Die meisten Websites, die wichtige Informationen verarbeiten (z. B. Google Mail), verfügen über einen Brute-Force-Schutz. Wenn Sie mehr als das X-fache versuchen, wird das Konto manchmal gesperrt oder Sie erhalten zumindest ein zu lösendes Captcha.
Derzeit sagen alle Sicherheitsexperten immer wieder dasselbe: Erstellen Sie lange, gemischte Zeichen und Passwörter mit hoher Entropie . Dies ist sehr sinnvoll, wenn Sie über einen RSA-Schlüssel nachdenken oder über etwas, das offline entschlüsselt werden könnte. Ist es jedoch wirklich wichtig, wenn wir über Kennwörter für Online-Konten sprechen?

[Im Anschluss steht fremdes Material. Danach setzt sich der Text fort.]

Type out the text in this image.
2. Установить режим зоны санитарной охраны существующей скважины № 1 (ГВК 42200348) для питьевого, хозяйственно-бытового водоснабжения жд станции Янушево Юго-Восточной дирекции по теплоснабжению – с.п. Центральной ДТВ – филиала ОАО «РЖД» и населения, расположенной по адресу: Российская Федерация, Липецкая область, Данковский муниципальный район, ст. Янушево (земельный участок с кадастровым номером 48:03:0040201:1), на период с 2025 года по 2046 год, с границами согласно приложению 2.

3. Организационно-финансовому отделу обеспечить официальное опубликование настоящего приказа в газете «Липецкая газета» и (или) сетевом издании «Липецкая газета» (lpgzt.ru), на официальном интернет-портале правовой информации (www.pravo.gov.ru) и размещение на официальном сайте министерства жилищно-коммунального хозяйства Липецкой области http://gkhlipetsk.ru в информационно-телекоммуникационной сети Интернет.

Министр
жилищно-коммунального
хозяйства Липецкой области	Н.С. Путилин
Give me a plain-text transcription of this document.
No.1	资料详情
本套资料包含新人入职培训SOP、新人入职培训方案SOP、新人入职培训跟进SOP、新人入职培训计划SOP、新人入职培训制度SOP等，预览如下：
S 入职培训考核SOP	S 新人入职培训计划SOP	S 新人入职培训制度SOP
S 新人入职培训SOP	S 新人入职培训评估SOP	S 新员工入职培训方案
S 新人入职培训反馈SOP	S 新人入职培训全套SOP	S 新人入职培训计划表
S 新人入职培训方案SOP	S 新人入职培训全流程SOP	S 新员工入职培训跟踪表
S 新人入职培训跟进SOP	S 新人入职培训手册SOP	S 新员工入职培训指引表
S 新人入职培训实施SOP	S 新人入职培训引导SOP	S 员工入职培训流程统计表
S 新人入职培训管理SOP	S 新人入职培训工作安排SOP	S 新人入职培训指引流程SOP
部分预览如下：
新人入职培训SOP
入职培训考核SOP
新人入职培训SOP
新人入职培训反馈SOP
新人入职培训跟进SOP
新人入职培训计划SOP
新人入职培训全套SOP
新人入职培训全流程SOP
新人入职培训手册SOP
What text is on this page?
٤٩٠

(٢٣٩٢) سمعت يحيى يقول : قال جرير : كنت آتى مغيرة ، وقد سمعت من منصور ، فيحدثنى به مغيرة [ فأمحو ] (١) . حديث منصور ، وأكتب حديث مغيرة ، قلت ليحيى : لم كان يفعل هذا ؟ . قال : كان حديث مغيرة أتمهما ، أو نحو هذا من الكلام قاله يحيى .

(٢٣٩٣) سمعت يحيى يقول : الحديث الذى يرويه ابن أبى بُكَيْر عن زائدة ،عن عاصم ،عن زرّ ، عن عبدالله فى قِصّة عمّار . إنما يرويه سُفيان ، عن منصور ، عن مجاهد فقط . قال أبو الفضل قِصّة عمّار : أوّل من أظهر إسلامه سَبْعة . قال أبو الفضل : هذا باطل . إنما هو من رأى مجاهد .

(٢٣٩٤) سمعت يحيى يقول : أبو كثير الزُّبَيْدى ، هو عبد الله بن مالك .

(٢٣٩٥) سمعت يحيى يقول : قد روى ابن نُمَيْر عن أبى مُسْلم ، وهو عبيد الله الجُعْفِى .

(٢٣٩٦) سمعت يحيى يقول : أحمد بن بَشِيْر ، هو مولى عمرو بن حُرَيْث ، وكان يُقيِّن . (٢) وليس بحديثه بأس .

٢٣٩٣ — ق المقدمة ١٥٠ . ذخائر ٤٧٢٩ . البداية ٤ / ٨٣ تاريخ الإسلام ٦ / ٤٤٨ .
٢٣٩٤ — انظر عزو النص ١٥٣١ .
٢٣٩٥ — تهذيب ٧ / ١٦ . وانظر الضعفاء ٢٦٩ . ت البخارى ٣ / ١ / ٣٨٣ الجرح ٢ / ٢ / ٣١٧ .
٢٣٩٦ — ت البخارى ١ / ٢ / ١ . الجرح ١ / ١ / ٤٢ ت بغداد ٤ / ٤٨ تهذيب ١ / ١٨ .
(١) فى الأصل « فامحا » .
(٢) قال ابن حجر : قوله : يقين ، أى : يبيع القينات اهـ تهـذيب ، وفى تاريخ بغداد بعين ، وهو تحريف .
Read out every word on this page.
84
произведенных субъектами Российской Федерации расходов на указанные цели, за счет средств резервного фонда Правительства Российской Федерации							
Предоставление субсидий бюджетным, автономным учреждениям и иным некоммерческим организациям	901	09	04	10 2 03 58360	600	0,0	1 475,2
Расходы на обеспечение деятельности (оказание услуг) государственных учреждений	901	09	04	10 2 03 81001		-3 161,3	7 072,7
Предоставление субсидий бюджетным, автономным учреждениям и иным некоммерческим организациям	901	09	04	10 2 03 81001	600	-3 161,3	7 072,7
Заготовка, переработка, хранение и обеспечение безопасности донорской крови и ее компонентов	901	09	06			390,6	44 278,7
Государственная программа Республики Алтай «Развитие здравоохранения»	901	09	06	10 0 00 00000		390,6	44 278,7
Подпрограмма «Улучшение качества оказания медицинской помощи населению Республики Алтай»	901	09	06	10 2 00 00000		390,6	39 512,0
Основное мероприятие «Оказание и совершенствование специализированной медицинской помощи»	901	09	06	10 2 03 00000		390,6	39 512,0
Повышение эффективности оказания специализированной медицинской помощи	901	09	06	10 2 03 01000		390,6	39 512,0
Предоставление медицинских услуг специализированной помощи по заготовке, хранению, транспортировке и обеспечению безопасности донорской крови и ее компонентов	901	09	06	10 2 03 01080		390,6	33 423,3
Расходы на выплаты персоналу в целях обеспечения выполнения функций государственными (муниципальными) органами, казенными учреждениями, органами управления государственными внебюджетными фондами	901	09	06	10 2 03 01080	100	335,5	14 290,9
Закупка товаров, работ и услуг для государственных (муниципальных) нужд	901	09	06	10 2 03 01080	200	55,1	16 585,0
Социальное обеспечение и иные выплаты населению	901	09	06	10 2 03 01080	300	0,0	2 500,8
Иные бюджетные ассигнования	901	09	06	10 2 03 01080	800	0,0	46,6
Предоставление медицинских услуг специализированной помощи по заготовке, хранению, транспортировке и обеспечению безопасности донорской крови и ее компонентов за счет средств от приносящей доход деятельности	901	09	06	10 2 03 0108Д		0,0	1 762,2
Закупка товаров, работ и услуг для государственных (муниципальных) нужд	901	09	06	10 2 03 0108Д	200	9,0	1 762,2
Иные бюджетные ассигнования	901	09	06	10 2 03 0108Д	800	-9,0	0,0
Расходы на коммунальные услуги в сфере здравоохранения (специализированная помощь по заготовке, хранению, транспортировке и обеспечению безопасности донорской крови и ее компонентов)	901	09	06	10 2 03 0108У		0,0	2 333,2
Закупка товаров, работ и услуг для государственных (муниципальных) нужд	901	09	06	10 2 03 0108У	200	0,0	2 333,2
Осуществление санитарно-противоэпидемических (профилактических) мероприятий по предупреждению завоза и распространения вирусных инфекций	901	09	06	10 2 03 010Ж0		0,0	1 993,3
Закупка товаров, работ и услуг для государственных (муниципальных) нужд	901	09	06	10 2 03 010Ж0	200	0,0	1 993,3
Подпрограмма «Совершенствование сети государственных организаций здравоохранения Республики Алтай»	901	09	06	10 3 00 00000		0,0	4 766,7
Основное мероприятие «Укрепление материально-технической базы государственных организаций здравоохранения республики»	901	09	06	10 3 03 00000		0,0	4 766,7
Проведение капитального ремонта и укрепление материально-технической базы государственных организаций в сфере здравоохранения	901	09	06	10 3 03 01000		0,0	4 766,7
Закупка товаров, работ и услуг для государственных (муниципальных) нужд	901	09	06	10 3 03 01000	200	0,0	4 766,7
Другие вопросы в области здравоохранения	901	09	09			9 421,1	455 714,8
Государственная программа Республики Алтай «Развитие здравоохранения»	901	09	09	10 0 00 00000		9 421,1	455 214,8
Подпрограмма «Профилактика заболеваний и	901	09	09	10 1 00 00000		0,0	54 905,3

Zum Beispiel erstellen wir ein Kennwort für Google Mail mit nur 6 Buchstaben aus dem englischen Alphabet. Dies sind ungefähr 26 ^ 6 = 309 Millionen Kombinationen. Wenn wir davon ausgehen, dass wir 1 Passwort pro Sekunde testen können (was meiner Meinung nach schneller ist als wir es tatsächlich können, wenn Sie die Google Mail-Captchas berücksichtigen), benötigen wir bis zu 10 Jahre, um zu brechen, und durchschnittlich 5 Jahre. P. >
Zu berücksichtigende Punkte:
- Wenn Sie dasselbe Passwort auf einer anderen Website verwenden, kann eine andere Website gehackt und Ihr Passwort offengelegt werden. Ich gehe davon aus, dass das Passwort eindeutig ist. Wird nur mit Google Mail verwendet.
- Wenn jemand die Datenbank abrufen kann, kann er den Hash Ihres Kennworts brutal offline erzwingen. Ich gehe davon aus, dass die Website mindestens einen gesalzenen Hash verwendet (sehr unwahrscheinlich, dass der Hacker versucht, alle Passwörter zu knacken) und / oder sehr unwahrscheinlich ist, dass die Datenbank gehackt wird (dies ist eine faire Annahme bei Google Mail).
- Ich gehe auch davon aus, dass Ihr Passwort kein Wörterbuchwort oder etwas leicht zu erratendes ist. Dies sollte Brute Force für mehrere Konten ausschließen (z. B. das Testen des gleichen gemeinsamen Kennworts für mehrere Konten).
Kann man davon ausgehen, dass wir für Websites kein wirklich langes Kennwort benötigen Sobald wir die anderen Sicherheitsmaßnahmen befolgen? Wenn wir vorschlagen, dass Benutzer ein langes Kennwort verwenden, nur weil sie normalerweise nicht den anderen Sicherheitshinweisen folgen (verwenden Sie dasselbe Kennwort für alle Konten usw.). Versuchen wir nicht wirklich, die Symptome und nicht die Ursache zu beheben?
PS: Einige andere Fragen betreffen fast dasselbe, aber die Antworten berücksichtigen immer, dass die Person auf allen Websites dasselbe Kennwort verwendet oder dass die Website-Datenbank leicht gestohlen werden kann.